Green gold makes a hard currency
All round the world, anxiety about climate change has sent the stock of bioenergy soaring. In Finland, bioenergy already covers over a quarter of all energy consumption, which is way above the 3-4 per cent average in most other European countries.
“Efficient use of bioenergy, top technological solutions and high efficiency ratios are key factors in combating climate change. The solutions chosen should be economically viable over several decades, and profitability calculated without any subsidies,” explains Petri Väisänen, head of the renewable energy business area at Pöyry Energy Ltd.Finland is one of Europe’s most densely forested countries. The wealth of the nation has been built on utilizing this renewable natural resource called the green gold of Finland. Currently, about 80 per cent of Finnish bioenergy comes from forest biomass. The forestry industry utilizes the waste and side streams of its renewable raw material extremely effectively turning bark, spent pulping liquor and biosludge into heat and electricity.

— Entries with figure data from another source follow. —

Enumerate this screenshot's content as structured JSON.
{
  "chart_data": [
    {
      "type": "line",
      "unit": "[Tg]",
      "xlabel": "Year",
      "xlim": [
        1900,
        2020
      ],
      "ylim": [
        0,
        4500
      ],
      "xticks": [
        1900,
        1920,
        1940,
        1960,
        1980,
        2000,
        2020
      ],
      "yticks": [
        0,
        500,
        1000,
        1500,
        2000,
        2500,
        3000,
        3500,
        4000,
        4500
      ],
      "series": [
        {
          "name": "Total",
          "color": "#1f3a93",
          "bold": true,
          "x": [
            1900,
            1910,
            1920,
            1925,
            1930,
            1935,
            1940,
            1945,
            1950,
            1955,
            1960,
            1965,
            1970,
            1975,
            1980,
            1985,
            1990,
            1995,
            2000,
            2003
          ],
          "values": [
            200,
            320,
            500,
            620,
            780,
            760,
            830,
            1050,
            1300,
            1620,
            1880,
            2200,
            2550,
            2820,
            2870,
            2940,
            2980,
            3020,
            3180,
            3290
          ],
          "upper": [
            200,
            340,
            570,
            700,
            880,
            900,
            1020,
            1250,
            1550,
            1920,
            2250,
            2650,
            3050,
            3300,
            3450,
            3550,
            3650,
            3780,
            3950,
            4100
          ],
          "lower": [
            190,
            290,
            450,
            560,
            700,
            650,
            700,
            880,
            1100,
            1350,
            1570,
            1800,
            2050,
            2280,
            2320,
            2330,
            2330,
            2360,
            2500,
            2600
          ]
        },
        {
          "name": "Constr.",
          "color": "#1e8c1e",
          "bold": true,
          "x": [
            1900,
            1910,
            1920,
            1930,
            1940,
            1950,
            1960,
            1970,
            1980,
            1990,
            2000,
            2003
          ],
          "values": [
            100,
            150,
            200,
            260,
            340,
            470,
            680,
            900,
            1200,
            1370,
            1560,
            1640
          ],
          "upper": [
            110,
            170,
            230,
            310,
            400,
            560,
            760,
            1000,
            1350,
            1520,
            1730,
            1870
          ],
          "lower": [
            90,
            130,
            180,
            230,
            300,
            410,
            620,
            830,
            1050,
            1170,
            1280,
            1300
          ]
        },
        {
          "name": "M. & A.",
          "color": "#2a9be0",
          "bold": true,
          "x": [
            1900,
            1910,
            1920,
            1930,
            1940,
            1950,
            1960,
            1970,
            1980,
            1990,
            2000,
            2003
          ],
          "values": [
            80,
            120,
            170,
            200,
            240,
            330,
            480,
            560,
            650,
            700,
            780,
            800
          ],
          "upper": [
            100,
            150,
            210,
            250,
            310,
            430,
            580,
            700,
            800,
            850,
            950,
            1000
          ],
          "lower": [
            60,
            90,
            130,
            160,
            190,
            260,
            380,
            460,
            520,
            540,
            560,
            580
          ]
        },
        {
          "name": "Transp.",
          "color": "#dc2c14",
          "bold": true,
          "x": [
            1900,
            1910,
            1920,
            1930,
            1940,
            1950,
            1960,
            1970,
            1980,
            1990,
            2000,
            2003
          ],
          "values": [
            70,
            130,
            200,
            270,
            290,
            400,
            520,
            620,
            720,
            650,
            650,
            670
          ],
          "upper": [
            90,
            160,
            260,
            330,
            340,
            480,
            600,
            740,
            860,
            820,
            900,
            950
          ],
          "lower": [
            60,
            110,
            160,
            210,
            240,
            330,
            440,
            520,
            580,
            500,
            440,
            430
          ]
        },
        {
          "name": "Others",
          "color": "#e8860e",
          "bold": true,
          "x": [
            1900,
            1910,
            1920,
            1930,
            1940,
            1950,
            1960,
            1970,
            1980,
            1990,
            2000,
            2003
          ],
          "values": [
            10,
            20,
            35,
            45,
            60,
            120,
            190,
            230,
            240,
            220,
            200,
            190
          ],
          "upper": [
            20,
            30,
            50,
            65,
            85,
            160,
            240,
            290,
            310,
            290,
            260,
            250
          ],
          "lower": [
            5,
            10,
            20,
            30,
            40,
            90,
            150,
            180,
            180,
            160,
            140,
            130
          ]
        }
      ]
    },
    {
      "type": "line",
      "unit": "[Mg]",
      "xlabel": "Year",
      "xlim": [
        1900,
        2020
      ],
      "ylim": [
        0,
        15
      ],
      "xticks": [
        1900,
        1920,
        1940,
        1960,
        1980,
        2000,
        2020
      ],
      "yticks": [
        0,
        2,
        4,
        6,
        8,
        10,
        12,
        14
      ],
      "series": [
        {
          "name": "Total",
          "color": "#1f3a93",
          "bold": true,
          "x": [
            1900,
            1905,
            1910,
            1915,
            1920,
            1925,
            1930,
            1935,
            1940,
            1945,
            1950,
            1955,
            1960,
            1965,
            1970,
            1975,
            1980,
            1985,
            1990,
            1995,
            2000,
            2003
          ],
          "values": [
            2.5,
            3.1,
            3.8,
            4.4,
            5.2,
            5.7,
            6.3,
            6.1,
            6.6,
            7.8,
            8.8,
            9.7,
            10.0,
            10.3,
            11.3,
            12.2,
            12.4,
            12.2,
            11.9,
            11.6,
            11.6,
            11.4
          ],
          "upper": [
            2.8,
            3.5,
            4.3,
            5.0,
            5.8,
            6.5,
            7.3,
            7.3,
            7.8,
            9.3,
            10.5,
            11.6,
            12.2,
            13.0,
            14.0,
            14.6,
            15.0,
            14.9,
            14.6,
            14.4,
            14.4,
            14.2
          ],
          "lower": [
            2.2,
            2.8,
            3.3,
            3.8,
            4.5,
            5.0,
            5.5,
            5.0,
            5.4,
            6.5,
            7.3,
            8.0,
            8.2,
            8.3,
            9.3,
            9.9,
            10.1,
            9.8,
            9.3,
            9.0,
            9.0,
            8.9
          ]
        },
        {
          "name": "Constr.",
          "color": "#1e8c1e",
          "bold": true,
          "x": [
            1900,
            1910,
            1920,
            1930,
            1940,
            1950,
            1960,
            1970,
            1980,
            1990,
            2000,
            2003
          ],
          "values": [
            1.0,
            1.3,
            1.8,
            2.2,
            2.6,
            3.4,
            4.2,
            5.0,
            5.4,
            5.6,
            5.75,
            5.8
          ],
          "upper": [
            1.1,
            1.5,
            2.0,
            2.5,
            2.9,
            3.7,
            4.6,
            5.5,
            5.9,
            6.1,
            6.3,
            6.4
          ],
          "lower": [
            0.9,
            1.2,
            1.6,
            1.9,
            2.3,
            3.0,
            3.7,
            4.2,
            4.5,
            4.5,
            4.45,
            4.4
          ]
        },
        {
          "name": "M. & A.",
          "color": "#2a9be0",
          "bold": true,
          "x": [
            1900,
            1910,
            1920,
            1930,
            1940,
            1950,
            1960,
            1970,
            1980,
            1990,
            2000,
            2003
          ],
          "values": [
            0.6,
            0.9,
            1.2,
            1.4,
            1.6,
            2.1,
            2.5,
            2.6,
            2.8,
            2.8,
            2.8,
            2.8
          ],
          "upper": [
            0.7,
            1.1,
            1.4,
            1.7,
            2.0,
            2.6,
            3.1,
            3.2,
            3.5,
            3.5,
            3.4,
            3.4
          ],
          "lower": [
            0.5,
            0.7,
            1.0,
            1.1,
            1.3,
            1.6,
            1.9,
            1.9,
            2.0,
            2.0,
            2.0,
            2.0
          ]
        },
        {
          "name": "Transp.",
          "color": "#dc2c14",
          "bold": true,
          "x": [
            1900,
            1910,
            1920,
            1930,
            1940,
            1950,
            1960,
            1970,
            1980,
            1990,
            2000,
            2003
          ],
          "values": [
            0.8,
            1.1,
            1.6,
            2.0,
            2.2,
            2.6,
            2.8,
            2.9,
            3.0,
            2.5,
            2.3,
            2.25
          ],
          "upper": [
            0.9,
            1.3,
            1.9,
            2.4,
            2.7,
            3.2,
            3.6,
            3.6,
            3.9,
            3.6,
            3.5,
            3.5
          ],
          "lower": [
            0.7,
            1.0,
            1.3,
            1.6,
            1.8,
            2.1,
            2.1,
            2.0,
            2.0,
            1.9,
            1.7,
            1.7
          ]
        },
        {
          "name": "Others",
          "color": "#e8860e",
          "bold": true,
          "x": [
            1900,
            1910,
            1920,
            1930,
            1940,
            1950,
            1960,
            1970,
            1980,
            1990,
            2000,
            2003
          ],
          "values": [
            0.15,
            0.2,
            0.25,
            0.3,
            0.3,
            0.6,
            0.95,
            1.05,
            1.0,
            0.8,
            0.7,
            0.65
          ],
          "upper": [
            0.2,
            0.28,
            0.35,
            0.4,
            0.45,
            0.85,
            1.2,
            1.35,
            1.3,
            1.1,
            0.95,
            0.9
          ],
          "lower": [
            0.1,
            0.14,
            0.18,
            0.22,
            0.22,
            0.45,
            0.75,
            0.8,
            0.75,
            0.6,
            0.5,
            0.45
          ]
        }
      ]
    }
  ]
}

Major potential for increasing the use of bioenergy is offered by wood chips, i.e. logging residues, and thinning waste. At the moment, it accounts for only some 5 TWh, but Väisänen believes this could easily be doubled without endangering forest growth.
Integrated bioenergy
According to Väisänen, however, the best potential for intensifying output of bioenergy lies in big integrated production plants in the forest industry, where waste heat from electricity generation could be exploited in full.“Finland’s forests product some 90 million cubic metres of wood a year, but at the moment only a bit over half of that is utilized. A single biodiesel factory linked to an integrated forest industry plant could meet several per cent of the country’s total transport fuel needs,” continues Väisänen.
The EU wants to make it a binding target that the proportion of energy derived from biofuels amounts to 10 per cent in transport fuels by 2020. Doing so will demand new solutions, new technology and biomass from forests and peatlands.
“Arable energy is only a start. Even so, it is worth investing in biogas as well as biodiesel, because that will open up a path to the use of hydrogen in mid-century. Changing over private cars to biogas will call for a proper distribution network and the broad introduction of gas-fuelled model,” says Petri Väisänen.